Discovery is uncomfortable because it requires genuine uncertainty — you have to hold space for the possibility that your idea is wrong, that the problem is not real, or that the solution you love will not work. Delivery is comfortable because the question is settled and the work is executing against a plan. Organizations reward delivery — shipping — more visibly than discovery — learning — which creates an incentive to skip the uncomfortable phase and go straight to building. The most expensive product failures are delivery successes: features that are perfectly built and nobody uses. The team shipped on time, under budget, with clean code, and the feature sits unused six months after launch because the discovery phase that would have revealed the problem was skipped in favor of getting to work faster.
What "build the cheapest test of your riskiest assumption" means in practice
The riskiest assumption is not always the technical one — sometimes it is whether users will change behavior, whether they will pay, or whether the distribution channel exists. The cheapest test depends on what the assumption is. For a behavior change question, a landing page that describes the product and measures sign-ups is cheaper than a prototype. For a usability question, a Figma prototype is cheaper than code. For a value question, a Wizard-of-Oz test — where a human manually does what the software would do — is cheaper than building the automation. The goal is always to learn the most important thing for the least investment. The discipline is in identifying which assumption, if wrong, would cause you to abandon or significantly change the plan — and testing that assumption first, before investing in the assumptions that are cheaper to test or more comfortable to test.

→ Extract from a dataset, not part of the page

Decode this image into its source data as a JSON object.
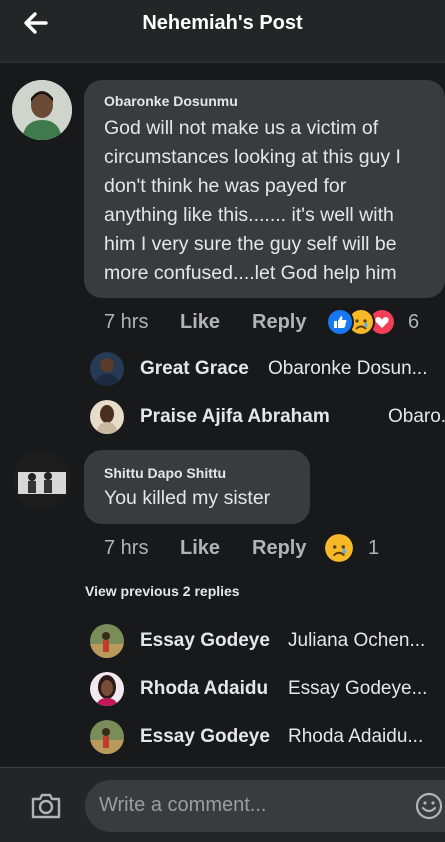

Why kill criteria matter as much as success criteria
Teams that define success metrics before testing but not failure criteria are unconsciously setting up for confirmation bias. If the test produces ambiguous results, teams without explicit failure criteria tend to rationalize continuation — the sample was too small, the timing was bad, the users were not the right segment. Defining in advance what "this did not work" looks like — specific numbers, specific behaviors — forces the team to take the negative result seriously and prevents the most common discovery failure mode: continuing to build something that the evidence says users do not want. A kill criterion might be "fewer than fifteen percent of users who complete onboarding return within seven days." If you hit that number, you stop and go back to discovery. Without the criterion written down before the test, teams almost always find a reason to continue.